Rosie the Riveter, women went to work in the factories building airplanes and so forth. It was gearing up to beat the Japanese and the Germans. And, by the way, you might even be able to make a claim, although this is arguable, but you might be able to make a claim that the Great Depression and its exacerbation, Smoot-Hawley and tariffs, might have led in part to the Japanese saying, to hell with America. It's arguable. But the whole world was thrown into a downward cycle. Not just because of Smoot-Hawley, but the point is we're nowhere near anything like that today. We are nowhere near anything, and we've got the Democrat presidential presumptive nominee in southeast Missouri claiming the housing market reminds him of the Great Depression. The Japanese needed oil, they needed oil for growth, we had all these tariffs going on, they invaded China for the same reason. And yet what is being taught to these skulls full of mush in even the best universities?

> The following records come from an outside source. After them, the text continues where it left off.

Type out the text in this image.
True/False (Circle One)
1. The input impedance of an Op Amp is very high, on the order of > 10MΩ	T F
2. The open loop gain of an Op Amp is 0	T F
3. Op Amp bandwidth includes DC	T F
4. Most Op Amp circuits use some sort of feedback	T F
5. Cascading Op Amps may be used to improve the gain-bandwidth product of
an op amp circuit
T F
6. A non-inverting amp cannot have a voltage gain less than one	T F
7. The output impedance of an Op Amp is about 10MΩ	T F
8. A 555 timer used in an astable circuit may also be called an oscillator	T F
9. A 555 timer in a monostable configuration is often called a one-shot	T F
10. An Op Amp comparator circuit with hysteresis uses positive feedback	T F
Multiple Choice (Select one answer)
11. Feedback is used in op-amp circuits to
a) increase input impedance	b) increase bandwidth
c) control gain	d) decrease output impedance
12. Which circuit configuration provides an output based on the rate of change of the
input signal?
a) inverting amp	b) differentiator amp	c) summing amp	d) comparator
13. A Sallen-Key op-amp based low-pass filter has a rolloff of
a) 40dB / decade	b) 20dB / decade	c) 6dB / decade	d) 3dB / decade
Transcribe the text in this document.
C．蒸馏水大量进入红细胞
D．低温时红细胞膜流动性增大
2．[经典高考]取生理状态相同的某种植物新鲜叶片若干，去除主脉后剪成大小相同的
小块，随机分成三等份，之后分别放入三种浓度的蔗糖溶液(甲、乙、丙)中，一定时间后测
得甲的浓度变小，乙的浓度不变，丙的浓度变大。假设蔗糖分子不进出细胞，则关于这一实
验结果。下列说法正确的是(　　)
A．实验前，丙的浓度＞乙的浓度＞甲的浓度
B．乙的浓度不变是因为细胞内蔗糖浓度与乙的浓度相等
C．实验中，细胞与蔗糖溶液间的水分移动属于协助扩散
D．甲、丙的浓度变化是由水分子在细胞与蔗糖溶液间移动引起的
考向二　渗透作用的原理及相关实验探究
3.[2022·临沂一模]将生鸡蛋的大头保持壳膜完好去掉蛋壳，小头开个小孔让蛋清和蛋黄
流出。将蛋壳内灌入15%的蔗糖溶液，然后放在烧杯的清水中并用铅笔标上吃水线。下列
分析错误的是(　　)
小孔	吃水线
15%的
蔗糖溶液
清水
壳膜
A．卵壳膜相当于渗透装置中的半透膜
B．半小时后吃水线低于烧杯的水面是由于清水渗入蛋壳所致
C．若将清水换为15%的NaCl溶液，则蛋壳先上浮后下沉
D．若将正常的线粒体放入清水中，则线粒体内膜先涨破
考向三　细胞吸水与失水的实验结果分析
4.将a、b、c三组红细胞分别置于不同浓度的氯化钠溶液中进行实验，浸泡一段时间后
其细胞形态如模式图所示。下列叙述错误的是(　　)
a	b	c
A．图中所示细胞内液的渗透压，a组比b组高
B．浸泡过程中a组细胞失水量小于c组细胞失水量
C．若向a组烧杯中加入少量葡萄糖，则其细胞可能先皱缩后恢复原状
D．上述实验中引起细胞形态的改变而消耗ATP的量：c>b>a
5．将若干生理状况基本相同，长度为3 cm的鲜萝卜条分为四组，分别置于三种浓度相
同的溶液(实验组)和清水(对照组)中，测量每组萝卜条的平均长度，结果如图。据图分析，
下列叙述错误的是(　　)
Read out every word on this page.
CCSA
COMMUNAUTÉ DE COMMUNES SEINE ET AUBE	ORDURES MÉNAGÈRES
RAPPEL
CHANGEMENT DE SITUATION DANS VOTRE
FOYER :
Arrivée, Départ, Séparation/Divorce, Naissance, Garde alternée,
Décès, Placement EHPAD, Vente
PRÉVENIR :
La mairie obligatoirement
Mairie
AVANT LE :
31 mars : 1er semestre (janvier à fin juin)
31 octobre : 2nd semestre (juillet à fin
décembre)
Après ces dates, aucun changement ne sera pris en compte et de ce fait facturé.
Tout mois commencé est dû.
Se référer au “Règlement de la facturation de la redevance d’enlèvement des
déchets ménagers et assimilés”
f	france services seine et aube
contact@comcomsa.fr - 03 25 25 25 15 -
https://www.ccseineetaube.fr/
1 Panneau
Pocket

Marxism. "The disparity between the middle class and the rich led to the Great Depression." Well, a little common sense. If that were the case, wouldn't we be in one right now? And wouldn't we have been in one since basically our founding? And wouldn't Great Britain be in a great depression? You think it's bad here. They've got royalty. They have an aristocracy that sits around on Saturdays sipping gin at four in the afternoon after getting up at noon. Talk about work output, zilch, zero, nada. Look at Russia. Look at anywhere. There ought to be great depressions all over the place. I am convinced -- I'm not convinced, but I wouldn't be surprised -- Obama goes to one of the greatest universities in the world and comes out not knowing diddly-squat about the country that the Democratic Party says he is the best they have to lead it.